June 9, 2008
As Luck Would Have It
I was at Goodwill scrounging for LPs when I saw
something unusual -- not an unusual occurrence at Goodwill. Off to my left was a
silver-and-black rectangular box that, on quick glance, looked like a cross between a
stainless-steel microwave and a toaster oven but not really like either one. It was big
and eye-catching sitting there among the old rotary telephones and beat-up fax machines.
Closer inspection revealed its identity -- a
Nakamichi 700ZXL cassette deck. On top was taped the user manual and an odd-looking
peripheral: a Nakamichi NR-100 outboard Dolby C processor. The entire conglomeration was
priced at $15, but it was half-price day, so $7.50 would take it home. "What is that?"
a guy standing next to me asked as I inspected the deck. "A Nakamichi tape
deck," I answered, pulling it from the shelf. His interest increased my interest.
As soon as I got it home, I plugged it in, hoping
for perfect working order but closely watching for smoke. The lights came on and there
were no untoward smells. So far so good. I dug through one of the closets for a cassette
tape. The reels spun and the tape played!

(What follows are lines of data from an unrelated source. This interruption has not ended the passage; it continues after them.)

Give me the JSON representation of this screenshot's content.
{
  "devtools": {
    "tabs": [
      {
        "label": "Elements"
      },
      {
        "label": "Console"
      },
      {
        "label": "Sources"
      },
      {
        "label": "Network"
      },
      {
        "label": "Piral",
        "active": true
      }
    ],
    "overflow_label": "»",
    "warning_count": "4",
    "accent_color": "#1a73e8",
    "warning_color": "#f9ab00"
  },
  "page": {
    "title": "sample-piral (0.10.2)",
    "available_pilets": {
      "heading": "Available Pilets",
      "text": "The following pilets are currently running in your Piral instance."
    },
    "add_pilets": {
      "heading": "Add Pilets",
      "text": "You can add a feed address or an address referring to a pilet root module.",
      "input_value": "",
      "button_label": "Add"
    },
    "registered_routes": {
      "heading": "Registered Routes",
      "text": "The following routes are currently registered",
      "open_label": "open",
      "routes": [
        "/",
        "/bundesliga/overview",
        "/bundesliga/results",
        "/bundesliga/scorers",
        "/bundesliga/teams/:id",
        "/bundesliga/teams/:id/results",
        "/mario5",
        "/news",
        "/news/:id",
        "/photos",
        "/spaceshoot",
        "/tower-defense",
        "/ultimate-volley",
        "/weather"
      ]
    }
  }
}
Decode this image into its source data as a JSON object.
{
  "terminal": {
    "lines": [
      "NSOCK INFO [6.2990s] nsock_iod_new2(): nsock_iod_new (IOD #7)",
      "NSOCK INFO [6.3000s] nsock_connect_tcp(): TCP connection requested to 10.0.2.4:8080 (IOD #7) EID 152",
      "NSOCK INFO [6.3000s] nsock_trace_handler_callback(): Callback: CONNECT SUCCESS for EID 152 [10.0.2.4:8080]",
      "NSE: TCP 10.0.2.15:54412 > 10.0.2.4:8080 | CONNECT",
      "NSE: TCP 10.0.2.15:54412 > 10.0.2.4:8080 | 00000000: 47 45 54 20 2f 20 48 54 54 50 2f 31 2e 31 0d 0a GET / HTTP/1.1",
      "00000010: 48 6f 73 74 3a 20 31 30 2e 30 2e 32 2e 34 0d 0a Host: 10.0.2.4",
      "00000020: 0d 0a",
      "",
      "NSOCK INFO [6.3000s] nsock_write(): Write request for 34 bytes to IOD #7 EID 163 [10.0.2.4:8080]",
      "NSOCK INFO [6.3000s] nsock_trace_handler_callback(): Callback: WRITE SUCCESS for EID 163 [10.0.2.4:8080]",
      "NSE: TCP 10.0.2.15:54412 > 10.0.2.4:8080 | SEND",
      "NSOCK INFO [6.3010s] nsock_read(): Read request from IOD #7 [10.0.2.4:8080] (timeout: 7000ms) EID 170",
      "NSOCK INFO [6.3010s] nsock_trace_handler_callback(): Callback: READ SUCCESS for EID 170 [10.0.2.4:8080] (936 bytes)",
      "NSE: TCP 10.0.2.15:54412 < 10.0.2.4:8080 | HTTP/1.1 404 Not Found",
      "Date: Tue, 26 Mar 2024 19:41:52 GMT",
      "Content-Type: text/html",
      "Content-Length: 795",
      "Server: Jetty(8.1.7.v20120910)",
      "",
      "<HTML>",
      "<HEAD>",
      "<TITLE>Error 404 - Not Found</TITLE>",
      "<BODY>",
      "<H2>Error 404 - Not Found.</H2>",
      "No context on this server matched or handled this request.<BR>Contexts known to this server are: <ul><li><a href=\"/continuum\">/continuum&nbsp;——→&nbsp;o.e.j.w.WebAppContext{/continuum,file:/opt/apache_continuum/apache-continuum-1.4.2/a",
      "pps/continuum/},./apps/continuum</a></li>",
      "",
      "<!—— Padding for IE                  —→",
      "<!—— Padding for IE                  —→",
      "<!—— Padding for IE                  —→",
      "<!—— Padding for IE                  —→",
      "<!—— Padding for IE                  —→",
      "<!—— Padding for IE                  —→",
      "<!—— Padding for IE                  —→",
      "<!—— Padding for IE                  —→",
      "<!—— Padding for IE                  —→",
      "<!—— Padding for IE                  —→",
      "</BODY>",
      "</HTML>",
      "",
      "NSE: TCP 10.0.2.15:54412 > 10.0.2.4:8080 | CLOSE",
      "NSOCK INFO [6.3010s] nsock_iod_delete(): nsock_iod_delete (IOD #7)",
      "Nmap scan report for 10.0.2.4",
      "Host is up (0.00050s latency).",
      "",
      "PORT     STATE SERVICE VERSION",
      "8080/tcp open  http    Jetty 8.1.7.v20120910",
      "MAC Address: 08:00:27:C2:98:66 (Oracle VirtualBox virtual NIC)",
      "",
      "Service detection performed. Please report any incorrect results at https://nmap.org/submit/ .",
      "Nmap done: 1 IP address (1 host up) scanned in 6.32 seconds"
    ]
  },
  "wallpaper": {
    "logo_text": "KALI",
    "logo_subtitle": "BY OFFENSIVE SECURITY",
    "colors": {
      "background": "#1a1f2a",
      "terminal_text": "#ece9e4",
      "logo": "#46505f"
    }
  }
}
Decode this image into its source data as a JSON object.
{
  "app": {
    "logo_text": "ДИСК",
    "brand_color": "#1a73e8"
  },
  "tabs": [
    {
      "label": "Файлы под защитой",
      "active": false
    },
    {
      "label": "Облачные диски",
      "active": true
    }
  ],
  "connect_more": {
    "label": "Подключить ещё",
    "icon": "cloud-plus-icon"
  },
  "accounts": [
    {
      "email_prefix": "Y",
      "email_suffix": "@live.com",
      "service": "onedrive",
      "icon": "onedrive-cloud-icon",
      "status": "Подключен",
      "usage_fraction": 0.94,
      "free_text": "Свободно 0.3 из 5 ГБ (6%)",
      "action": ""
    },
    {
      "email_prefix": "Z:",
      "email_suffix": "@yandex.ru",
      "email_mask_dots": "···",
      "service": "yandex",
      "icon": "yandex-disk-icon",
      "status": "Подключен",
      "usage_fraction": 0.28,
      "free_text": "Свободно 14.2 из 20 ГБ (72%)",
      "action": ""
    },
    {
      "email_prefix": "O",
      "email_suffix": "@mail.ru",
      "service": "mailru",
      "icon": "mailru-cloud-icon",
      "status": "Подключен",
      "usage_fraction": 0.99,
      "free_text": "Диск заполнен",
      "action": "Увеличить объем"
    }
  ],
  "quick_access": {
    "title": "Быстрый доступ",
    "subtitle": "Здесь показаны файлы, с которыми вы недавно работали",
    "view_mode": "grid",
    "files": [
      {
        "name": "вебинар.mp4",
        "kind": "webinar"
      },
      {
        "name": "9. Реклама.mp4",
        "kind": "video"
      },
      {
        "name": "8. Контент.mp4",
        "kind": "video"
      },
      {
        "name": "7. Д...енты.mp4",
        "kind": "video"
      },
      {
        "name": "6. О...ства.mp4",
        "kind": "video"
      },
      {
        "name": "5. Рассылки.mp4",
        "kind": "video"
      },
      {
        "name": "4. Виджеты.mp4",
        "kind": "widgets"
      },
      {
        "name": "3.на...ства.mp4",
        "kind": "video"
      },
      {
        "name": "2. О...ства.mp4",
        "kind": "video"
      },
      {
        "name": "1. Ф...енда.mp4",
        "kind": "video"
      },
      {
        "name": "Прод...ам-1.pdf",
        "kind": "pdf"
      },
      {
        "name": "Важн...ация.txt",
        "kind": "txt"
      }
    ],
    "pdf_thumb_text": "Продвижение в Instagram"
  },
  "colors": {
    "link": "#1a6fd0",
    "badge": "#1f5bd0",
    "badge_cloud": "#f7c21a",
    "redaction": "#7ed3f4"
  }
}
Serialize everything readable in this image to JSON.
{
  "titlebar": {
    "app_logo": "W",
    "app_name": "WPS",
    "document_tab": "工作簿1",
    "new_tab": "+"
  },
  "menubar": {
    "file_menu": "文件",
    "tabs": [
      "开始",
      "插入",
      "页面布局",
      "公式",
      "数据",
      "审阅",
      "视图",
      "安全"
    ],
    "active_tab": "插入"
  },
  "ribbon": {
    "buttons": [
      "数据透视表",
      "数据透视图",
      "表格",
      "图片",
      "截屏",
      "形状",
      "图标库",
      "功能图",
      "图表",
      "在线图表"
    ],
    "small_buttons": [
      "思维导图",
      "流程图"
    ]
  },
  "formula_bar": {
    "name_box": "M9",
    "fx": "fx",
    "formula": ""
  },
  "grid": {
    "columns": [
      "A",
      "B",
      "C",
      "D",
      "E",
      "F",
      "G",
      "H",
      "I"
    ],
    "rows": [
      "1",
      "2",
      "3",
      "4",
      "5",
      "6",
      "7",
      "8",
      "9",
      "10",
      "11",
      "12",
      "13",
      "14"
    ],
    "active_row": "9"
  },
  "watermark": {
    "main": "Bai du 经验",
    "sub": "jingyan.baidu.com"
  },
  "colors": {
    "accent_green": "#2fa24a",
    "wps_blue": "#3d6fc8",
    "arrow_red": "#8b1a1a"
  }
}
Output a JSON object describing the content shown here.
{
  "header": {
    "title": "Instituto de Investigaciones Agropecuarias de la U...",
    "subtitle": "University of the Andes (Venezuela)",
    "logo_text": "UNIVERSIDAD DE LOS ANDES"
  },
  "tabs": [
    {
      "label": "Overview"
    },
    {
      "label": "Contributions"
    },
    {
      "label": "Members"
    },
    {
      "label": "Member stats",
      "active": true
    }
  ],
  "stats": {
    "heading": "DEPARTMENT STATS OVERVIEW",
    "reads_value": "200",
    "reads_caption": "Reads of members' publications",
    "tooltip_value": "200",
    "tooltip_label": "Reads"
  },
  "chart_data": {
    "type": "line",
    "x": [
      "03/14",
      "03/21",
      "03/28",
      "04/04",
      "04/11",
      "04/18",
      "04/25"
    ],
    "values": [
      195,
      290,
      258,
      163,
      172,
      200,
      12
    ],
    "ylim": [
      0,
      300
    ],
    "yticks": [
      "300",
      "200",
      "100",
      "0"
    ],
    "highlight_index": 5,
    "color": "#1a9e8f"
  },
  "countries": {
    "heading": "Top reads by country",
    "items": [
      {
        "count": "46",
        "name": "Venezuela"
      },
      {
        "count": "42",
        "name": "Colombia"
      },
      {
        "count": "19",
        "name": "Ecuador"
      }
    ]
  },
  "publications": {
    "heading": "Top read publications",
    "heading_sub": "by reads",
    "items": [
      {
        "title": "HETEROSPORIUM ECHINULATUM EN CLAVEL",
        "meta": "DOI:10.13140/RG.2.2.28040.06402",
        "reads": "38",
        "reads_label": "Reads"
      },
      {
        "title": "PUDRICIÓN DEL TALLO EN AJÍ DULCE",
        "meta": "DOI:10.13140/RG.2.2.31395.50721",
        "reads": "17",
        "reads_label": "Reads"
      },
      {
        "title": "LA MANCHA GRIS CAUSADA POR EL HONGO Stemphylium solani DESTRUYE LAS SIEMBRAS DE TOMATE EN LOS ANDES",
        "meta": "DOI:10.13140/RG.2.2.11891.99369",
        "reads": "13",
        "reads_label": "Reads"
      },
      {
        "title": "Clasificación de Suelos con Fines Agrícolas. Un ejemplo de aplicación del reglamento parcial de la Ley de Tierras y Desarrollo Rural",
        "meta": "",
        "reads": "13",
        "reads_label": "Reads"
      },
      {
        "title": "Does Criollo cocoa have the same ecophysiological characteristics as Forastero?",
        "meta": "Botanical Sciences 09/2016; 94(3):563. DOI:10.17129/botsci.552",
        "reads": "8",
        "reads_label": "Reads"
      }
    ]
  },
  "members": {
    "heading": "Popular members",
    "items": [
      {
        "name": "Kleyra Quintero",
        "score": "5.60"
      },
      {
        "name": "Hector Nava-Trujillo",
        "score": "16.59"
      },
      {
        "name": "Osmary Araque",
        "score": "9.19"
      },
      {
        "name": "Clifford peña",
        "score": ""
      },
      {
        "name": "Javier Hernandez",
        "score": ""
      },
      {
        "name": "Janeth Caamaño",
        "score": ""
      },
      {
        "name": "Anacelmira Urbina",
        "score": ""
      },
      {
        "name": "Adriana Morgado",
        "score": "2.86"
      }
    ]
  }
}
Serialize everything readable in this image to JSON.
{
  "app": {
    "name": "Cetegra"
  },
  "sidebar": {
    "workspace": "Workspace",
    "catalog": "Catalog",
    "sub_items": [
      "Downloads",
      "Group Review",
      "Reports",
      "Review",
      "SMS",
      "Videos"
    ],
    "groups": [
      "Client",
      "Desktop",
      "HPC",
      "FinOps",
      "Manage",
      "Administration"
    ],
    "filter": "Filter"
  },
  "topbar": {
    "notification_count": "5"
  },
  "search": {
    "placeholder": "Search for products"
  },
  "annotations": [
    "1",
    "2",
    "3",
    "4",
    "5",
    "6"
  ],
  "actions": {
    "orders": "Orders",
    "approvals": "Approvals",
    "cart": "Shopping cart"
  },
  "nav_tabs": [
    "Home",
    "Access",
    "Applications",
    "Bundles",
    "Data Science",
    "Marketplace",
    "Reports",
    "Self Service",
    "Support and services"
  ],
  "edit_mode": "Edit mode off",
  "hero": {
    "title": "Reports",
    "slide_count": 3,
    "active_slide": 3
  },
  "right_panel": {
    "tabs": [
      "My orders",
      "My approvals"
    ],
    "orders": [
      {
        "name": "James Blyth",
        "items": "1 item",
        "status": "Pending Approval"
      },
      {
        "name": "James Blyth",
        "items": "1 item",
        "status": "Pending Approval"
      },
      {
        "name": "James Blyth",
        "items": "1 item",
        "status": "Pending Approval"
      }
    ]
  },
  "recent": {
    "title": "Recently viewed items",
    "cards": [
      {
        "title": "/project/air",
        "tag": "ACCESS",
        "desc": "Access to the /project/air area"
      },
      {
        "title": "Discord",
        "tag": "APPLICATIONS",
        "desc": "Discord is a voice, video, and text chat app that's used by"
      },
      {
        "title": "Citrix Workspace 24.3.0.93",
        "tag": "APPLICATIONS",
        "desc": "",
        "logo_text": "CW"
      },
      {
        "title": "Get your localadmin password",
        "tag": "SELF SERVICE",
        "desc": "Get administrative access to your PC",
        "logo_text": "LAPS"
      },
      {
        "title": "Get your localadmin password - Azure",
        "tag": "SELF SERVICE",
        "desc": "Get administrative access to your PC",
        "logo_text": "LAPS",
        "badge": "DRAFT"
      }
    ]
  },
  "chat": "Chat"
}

The 700ZXL was made in the early 1980s. It was
considered a less costly and more compact version of the enormous, top-of-the-line
1000ZXL, many of whose features it shares. The 700ZXL cost $3000 when new -- far beyond my
means in those days. This would translate to $7000 today. I could easily understand the
high cost once I removed the metal outer cover. The large chassis was packed with
circuit boards for the deck's many features, including auto calibration and battery-backup
memory. But all was not in perfect working order. Some of the display areas didn't
illuminate, and there appeared to be a problem with the meters. Bigger still was an issue
with recording, which caused the left channel to hiccup when using that outboard Dolby
Nakamichi cassette decks were once the
audio status symbol. If you owned one, you were known to have good taste and the money to
exercise it. Nakamichi decks remain popular today, even though their maker abandoned them
over a decade ago, ceasing manufacture and no longer stocking parts. But others have
filled in. "Business is overwhelming," Jeff Galin, the owner of Electronic
Service Labs, told me. Known by its initials, ESL services Nakamichi cassette decks of all
but the very oldest vintages. If you send a deck to Jeff today, you likely won't get it
back for more than six months -- his backlog is immense. Because of their many moving
parts, cassette decks are prone to breaking down, but one of the prevalent problems with
Nakamichi decks is due to the capacitors the company used for many years, which go bad
over time. This leads to what Nakamichi aficionados call "orange cap disease" in
honor of the color of those bum caps. Cassette decks also need periodic alignment in order
to continue making the best-sounding tapes.
Jeff Galin and his staff are renowned among
Nakamichi enthusiasts, many of whom have collections of cassette decks, for the service
and restoration work they do. But this doesn't come cheap. My 700ZXL, for instance, could
cost $2000 to bring back to working condition. For this reason, I've let a knowledgeable
person do some triage before I decide to send it in for repair -- or put it up for sale on
I visit Goodwill every now and then, hoping to
find some other vintage audio bonbon, but I've probably used up all of my good luck by
finding a Nakamichi 700ZXL. I will give progress reports as I find out what's wrong with
this deck and how much it will cost to fix. That it's big and eye-catching is undeniable.